Il nodo di fondo tra tutto qui: come si fronteggia il capitalismo attuale che pur avendo cambiato pelle ha sempre di mira il profitto e lo sfruttamento. Gramsci e Lombardi tornano utili, andrebbero studiati, tanto sono indispensabili: il primo per l’approccio culturale, si pensi alla sua originalissima egemonia culturale, e il secondo per aver indicato una strada per fronteggiare il capitalismo: non a caso contro la sua idea di nazionalizzazione dell’energia elettrica si scatenò l’allora Governatore della Banca d’Italia, Guido Carli,  e le grosse lobby imprenditoriali, chiarisce Galli.

E Corbyn non ha, forse, ripreso e rinverdito la strada delle nazionalizzazioni di imprese vitali, universali, come energie, trasporti, acqua, sanità, istruzione e università gratuita, accompagnata dagli investimenti pubblici? Una metodologia che stava già allora nella visione di Lombardi e delle sue riforme di struttura che il vecchio Pci, inizialmente interessato, lasciò cadere.

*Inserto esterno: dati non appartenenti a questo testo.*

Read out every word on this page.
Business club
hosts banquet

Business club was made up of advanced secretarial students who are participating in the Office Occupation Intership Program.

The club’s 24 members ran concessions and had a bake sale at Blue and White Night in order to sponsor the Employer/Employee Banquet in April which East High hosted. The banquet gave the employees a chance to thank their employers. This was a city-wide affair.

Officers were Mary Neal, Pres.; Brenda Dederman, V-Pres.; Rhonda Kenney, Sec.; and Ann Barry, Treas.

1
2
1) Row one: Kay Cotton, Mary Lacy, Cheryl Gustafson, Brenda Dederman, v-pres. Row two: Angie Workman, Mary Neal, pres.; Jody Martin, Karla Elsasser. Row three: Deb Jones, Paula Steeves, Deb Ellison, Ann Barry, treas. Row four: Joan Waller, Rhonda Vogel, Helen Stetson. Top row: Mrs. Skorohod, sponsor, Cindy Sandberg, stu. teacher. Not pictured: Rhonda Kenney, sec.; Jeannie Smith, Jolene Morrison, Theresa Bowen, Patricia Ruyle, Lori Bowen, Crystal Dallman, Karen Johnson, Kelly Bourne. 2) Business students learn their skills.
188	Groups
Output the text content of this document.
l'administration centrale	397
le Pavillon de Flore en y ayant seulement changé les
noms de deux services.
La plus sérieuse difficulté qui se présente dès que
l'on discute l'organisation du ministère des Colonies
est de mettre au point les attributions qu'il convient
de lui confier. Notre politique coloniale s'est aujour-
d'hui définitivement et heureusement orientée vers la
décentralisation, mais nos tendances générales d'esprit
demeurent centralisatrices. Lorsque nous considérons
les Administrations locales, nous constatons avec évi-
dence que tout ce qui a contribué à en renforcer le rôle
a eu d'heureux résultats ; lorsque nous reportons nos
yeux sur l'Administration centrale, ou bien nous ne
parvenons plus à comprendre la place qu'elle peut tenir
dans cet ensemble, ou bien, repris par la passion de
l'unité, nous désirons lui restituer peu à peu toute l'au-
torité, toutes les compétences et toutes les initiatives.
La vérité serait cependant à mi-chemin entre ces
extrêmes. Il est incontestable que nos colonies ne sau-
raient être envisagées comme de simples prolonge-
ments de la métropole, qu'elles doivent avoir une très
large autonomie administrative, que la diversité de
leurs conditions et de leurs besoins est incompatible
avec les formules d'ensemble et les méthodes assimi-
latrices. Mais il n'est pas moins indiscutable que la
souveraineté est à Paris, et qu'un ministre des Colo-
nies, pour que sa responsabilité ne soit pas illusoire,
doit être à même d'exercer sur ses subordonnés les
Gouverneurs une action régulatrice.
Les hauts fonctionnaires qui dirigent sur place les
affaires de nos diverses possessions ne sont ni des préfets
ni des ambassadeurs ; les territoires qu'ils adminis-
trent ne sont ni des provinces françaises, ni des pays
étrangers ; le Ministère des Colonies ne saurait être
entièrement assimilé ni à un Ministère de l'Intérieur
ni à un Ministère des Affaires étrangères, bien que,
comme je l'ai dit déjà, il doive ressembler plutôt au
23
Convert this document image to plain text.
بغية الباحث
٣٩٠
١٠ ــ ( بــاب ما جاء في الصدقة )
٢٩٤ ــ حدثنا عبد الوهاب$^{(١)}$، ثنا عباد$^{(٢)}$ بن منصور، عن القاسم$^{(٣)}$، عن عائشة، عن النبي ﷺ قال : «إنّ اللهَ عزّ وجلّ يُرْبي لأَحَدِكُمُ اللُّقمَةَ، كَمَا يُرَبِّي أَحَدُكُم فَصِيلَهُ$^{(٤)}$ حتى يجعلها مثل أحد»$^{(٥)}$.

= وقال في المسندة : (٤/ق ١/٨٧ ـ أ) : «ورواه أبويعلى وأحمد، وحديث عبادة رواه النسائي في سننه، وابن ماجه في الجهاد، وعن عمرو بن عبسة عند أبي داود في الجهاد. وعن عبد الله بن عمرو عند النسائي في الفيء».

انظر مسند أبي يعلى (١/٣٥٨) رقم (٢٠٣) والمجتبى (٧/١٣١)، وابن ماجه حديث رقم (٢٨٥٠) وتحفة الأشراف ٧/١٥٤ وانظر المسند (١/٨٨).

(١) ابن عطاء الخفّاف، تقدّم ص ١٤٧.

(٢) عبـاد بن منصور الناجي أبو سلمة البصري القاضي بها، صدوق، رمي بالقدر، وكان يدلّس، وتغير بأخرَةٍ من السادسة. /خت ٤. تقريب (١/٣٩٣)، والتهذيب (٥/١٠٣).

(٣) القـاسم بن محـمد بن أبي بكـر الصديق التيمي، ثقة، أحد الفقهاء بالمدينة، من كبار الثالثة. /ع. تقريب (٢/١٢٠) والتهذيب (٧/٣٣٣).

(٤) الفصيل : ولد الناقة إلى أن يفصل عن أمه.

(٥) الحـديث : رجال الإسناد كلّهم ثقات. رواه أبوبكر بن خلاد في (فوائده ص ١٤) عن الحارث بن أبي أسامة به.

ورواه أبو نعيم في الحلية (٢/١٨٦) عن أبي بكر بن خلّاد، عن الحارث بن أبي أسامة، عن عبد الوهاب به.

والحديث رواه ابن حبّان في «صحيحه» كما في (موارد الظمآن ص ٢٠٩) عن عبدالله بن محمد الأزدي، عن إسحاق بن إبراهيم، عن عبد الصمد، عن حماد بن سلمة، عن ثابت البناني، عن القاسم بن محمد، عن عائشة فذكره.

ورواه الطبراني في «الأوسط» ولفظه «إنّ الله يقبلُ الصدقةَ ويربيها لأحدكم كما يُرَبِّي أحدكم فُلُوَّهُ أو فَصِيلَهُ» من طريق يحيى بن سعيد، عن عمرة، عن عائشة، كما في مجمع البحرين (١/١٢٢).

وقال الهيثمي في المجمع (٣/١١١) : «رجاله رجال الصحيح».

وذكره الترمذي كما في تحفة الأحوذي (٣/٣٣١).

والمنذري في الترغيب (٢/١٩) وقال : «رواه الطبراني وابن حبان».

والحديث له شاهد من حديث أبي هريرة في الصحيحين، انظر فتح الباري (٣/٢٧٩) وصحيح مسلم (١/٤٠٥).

Mi piacerebbe sentire quali proposte su questo punto fondamentale, come si fronteggia il nuovo capitalismo, ci sono a sinistra, per conquistare quei valori universali di uguaglianza, emancipazione, benessere, libertà, che stanno nel socialismo d’antan, conclude il vegliardo e lucido Galli tutt’altro che rassegnato – scrive libri, tiene conferenze e va di convegno in convegno – allo status quo.